Insider Secrets: What Restaurant And Bar Workers Won’t Tell You About How They Cut Costs Behind The Scenes
Let’s hop in the Tardis, and travel back to Korea, circa 1982.
I was in the Army, Military Police, and, of course, every Camp had a few bars, which were set up for servicemen. When I was at Camp Long, there was one such club which I frequented. The beer and wine they served there was absolutely awful. After a few weeks, I learned one of the reasons it was so awful.
Since I treated the ladies there with basic human dignity, (which was rare, in these types of bars), they let me play at being a DJ, some nights. The DJ booth was behind the bar, and folks wanting a particular song played would send me a bottle of beer, with a note. For a young Army private, it was a cheap way to get drunk.
So, where does the shady cost savings enter the picture?

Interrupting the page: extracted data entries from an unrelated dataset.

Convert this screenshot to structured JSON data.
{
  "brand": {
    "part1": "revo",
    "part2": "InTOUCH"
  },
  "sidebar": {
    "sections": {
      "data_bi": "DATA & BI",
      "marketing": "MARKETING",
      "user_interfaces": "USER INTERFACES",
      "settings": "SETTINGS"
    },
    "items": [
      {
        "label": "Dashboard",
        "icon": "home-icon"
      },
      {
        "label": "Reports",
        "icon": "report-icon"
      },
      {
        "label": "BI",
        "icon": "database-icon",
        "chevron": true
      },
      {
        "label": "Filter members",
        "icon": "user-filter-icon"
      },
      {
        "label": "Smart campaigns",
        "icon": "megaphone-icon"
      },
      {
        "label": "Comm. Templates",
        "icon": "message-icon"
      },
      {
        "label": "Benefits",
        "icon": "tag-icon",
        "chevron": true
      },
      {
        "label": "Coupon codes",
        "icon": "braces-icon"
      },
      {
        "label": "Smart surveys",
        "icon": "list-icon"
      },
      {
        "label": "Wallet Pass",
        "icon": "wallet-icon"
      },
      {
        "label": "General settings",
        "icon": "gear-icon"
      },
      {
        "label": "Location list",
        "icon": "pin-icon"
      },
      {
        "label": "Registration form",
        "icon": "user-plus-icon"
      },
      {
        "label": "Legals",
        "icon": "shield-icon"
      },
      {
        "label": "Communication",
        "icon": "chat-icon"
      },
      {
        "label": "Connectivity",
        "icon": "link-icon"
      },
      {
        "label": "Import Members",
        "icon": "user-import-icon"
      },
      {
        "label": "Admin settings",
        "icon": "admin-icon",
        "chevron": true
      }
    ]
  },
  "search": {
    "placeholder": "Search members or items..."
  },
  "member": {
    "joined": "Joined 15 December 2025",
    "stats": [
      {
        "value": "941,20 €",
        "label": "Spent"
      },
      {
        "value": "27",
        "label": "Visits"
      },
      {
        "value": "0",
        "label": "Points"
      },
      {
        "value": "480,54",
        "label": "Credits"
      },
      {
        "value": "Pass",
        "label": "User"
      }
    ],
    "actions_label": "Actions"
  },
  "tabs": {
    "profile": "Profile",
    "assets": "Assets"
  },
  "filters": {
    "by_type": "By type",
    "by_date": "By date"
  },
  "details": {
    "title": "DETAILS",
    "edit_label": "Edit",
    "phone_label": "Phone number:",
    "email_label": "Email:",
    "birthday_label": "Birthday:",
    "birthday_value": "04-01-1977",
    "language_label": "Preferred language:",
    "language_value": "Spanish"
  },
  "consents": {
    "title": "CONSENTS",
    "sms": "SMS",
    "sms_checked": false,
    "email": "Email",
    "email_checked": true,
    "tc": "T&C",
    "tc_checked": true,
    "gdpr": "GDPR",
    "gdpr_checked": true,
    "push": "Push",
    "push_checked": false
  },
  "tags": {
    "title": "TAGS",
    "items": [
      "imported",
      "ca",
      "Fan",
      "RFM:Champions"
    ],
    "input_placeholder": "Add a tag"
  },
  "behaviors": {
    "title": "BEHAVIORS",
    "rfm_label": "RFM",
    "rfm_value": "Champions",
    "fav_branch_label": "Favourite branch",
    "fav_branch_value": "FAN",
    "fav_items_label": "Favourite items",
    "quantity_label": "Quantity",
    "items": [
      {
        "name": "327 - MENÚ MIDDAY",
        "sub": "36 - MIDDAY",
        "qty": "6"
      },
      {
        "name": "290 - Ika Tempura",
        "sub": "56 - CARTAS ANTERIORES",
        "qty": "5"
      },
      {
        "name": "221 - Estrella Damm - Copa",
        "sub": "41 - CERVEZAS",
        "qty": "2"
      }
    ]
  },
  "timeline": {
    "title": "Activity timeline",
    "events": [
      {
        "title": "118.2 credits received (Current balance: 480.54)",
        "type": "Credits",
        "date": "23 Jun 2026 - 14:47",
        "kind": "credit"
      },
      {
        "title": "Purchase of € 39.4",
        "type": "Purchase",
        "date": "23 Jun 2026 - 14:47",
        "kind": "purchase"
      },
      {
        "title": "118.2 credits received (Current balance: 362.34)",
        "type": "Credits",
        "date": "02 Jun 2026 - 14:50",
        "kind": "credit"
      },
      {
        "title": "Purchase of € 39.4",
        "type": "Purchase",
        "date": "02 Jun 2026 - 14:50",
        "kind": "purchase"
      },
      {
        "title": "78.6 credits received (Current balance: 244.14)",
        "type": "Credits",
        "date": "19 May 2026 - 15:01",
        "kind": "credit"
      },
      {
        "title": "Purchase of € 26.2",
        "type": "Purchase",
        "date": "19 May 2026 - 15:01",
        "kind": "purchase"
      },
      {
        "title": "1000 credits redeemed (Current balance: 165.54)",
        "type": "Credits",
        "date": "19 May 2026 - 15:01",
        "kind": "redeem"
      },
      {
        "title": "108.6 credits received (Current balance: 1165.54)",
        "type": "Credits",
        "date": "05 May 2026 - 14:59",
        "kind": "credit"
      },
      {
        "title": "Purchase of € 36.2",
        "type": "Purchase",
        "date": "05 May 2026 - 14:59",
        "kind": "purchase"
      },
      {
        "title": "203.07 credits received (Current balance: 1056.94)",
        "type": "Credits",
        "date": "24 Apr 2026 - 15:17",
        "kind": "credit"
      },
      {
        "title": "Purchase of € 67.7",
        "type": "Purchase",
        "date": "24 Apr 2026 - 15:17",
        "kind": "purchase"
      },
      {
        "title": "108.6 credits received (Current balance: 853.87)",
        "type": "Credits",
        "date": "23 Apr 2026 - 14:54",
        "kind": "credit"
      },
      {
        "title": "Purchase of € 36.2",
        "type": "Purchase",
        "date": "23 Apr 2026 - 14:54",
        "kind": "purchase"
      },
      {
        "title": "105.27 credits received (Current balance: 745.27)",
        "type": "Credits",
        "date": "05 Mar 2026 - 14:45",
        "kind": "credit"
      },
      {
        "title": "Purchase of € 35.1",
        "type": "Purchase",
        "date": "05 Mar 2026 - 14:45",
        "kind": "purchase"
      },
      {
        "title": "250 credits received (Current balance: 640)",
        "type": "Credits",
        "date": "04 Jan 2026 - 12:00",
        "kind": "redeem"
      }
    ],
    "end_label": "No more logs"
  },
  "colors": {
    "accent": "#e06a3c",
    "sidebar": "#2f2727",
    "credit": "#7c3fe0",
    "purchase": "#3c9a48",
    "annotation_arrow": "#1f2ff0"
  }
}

I wasn’t exactly observant, back then, but eventually I noticed there were usually a few open beer bottles, behind the bar. This finally sunk in, stirring my curiosity, so I kept one eye out. One of the ladies had just cleared a table, and one of the beer bottles was not empty. She poured the remains into one of the bottles behind the bar, capped it with a manual capping thingy, and put it in the cooler, to sell to someone else.
Way back in the late 70’s my high school girlfriend worked at a movie theater in Studio City, CA. Each night at closing they would bag any leftover popcorn and put the hot dogs back into the fridge. The next day they would dump the popcorn back into the ‘Fresh Hot Popcorn!” machine and put the hot dogs back into that greasy display case.
The hot dog thing was gross enough, but recycling a few cents worth of popcorn is definitely the chintziest thing I’ve seen.